She diligently searched the personal column of the Pursuivant; but no carefully worded appeal came to her.

Lilith could not understand this utter silence, even from Ancillon, who had himself fixed in this column as the medium of their intercommunication.

Ah! but Lilith did not know that a coroner’s jury had pronounced her dead—and come to her death “from a fatal blow on the back of her head, inflicted by a blunt instrument held in the hands of some person unknown,” and that she had been given up, if not forgotten, by all her friends.

So Lilith looked through the papers day by day, “hoping against hope” for some sign from her silent husband.

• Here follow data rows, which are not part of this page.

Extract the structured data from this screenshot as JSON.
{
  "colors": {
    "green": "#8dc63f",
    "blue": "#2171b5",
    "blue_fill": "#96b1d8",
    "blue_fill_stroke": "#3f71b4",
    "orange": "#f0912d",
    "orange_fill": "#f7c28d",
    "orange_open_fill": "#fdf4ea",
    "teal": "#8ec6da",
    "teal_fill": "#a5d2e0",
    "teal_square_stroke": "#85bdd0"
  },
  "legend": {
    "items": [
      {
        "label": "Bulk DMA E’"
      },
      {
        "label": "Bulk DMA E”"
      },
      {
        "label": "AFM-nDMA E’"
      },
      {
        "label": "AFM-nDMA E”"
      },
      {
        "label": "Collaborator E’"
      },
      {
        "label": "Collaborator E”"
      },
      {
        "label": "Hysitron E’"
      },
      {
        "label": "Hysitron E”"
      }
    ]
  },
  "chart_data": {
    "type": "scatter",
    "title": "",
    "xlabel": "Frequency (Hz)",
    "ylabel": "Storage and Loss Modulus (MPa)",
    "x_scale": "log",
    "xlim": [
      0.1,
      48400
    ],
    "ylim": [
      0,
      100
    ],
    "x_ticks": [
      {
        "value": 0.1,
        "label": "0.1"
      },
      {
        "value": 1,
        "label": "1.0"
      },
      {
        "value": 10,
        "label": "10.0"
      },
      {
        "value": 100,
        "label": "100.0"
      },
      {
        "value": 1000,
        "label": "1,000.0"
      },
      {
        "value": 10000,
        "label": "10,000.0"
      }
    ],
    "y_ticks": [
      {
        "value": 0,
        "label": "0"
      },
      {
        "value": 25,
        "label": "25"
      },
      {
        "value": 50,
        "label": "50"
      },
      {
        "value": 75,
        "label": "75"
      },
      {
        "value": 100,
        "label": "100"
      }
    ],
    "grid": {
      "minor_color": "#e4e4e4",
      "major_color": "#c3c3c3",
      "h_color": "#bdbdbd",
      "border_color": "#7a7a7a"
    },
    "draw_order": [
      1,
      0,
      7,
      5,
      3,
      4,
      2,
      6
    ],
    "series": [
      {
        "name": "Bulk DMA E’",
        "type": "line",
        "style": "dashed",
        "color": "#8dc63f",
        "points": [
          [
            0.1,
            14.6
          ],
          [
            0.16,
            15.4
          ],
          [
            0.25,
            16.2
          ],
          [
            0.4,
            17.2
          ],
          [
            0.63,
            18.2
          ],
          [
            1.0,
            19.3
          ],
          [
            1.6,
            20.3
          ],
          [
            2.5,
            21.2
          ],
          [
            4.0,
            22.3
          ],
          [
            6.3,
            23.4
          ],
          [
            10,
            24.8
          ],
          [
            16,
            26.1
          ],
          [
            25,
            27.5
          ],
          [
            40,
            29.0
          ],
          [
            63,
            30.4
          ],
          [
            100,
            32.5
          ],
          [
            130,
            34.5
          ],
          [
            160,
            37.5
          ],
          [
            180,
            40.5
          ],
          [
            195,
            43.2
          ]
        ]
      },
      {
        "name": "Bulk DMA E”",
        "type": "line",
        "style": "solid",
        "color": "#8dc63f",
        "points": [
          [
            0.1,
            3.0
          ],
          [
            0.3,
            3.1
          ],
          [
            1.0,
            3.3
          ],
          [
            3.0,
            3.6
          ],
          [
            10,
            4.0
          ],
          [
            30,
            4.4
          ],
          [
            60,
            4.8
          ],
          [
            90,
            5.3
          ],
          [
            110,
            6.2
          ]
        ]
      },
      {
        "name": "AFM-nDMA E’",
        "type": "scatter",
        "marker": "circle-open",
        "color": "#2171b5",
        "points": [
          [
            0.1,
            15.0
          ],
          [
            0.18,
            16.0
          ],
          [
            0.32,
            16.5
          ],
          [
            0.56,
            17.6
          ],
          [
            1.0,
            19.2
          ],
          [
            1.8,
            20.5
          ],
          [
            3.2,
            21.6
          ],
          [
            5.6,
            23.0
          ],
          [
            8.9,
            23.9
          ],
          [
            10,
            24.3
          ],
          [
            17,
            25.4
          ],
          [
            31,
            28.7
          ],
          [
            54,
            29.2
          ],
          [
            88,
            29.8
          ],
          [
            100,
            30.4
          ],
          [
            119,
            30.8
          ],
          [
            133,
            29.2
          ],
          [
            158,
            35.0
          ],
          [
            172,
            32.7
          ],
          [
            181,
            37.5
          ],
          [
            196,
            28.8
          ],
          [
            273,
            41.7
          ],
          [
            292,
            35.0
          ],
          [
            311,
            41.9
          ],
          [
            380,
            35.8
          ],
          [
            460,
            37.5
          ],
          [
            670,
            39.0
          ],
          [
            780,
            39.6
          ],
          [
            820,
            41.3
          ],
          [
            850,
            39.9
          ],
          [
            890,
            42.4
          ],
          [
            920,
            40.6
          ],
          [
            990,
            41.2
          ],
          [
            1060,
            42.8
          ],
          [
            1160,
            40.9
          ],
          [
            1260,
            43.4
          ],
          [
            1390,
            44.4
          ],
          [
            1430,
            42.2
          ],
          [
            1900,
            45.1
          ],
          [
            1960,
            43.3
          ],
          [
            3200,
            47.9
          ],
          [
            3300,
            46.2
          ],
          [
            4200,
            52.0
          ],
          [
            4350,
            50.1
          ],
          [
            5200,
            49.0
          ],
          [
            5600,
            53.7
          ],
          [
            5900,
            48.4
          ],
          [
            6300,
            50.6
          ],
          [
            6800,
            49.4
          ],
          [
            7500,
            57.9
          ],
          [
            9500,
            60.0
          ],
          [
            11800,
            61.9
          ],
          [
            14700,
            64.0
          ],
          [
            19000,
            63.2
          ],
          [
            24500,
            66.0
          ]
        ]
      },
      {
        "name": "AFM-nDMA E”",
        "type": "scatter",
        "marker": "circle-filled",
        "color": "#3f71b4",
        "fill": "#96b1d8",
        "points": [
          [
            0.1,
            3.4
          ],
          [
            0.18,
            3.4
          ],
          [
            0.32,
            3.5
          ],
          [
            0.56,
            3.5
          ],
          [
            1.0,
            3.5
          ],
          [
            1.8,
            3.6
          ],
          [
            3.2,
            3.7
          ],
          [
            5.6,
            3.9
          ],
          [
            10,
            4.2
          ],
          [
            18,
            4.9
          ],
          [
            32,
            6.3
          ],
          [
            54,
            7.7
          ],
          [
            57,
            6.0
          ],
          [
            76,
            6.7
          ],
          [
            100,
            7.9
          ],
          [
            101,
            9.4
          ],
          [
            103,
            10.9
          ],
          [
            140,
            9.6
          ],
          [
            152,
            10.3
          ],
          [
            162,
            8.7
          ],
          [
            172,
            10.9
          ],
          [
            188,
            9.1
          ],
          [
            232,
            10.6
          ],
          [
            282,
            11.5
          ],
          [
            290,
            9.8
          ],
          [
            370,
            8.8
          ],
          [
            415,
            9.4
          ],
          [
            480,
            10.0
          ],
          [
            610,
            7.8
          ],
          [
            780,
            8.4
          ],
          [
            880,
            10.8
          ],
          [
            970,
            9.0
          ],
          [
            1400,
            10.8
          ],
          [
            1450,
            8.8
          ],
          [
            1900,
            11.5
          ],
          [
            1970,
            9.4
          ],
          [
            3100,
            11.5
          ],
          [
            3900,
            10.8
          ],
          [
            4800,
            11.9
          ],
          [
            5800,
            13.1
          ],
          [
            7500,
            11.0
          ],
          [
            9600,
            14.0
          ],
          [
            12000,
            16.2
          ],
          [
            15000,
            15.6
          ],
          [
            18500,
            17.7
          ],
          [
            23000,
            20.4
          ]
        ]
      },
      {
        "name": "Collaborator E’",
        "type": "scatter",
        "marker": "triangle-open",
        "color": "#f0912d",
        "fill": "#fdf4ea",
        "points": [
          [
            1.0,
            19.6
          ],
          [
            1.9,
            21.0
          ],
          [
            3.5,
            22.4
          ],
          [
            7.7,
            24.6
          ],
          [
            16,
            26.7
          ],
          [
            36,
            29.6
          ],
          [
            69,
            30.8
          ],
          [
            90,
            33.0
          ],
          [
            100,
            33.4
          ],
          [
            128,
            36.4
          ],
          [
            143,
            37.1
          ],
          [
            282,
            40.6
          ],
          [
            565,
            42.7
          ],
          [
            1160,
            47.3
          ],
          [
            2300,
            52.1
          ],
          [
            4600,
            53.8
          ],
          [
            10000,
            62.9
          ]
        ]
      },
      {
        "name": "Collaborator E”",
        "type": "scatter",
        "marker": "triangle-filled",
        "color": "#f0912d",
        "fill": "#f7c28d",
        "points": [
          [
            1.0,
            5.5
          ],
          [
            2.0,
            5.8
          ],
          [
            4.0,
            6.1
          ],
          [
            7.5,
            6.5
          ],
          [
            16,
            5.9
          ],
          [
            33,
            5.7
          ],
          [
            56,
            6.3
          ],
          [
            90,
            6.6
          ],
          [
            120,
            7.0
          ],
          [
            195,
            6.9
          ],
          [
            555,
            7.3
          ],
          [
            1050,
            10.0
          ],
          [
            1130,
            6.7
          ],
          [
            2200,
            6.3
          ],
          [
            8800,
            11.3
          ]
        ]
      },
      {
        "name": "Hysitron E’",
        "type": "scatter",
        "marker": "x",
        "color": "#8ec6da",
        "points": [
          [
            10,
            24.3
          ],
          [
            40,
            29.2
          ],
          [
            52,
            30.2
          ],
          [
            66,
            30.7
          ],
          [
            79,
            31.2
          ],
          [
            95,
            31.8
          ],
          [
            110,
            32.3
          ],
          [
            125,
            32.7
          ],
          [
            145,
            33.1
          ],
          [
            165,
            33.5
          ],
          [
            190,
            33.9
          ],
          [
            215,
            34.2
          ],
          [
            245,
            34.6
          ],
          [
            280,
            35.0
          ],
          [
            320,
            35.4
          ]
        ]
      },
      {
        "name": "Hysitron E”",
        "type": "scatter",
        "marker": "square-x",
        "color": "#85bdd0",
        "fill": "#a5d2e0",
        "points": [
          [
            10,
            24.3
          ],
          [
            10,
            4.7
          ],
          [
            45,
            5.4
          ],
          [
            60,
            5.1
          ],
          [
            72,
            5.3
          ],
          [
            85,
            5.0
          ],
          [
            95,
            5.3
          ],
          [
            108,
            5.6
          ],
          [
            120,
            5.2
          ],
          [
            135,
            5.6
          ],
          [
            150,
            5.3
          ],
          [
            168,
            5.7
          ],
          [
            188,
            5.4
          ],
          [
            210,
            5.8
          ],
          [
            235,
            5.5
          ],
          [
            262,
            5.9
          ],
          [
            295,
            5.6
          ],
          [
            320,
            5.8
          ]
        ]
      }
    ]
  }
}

“He knows that I cannot make any,” she said, despairingly, to herself. “He knows that he discarded me, and drove me from his home with insult and contumely. He knows that in my farewell letter to him I wrote that if ever he should review his course towards me, retract his charges against me, and permit me to return, I would go to him, and be to him all that I have been—wife, housekeeper, secretary, guardian of his home, and helper in his office. Yes, I would, for although he does not love me, oh! my Heavenly Father, I do love him, and I cannot help it! Oh! if I could but return to him! But he does not want me. He will not have me. If I had stayed at Cloud Cliffs he would have gone away never to return while I ‘desecrated the house’ with my presence! He told me so! And oh! oh! the scorn and hatred of his looks when he spoke those words! No! he will never relent. He will never retract. He will never permit me to return—never in this world. It is no use to hope. Nothing is going to happen to bring us together. Nothing ever happens that one either hopes or fears. A poor wretch condemned to death hopes something may happen to save him; but it does not, and he dies. A happy girl looking forward to her bridal, fears something may happen to stop it; but it does not, and she marries. And oh! my Father, I still keep on hoping against hope; looking against a possibility for something to happen to open my husband’s eyes to show him how cruelly he has wronged me, to bring him to my side. Hoping and expecting with idiotic persistency. Yet I know that nothing will happen. I must ‘dree my weird,’ as the Scotch say.”

All this time Aunt Sophie watched her favorite with a troubled face, and often with tearful eyes. At last one day she said:

“There’s something on your mind, dear, that you never let on to any one about. What is it, dear?”

“It is nothing but vain regrets for all that I have lost, Aunt Sophie, and foolish, mad longings to recover the irrecoverable,” replied Lilith.

The gentle old lady did not quite comprehend her; but she said:

“I don’t believe as you want to go on this voyage, child. I have noticed as the nearer the time comes the worse you are. Now, if you don’t want to go, dear, don’t you go—don’t you. Stay here long o’ me!”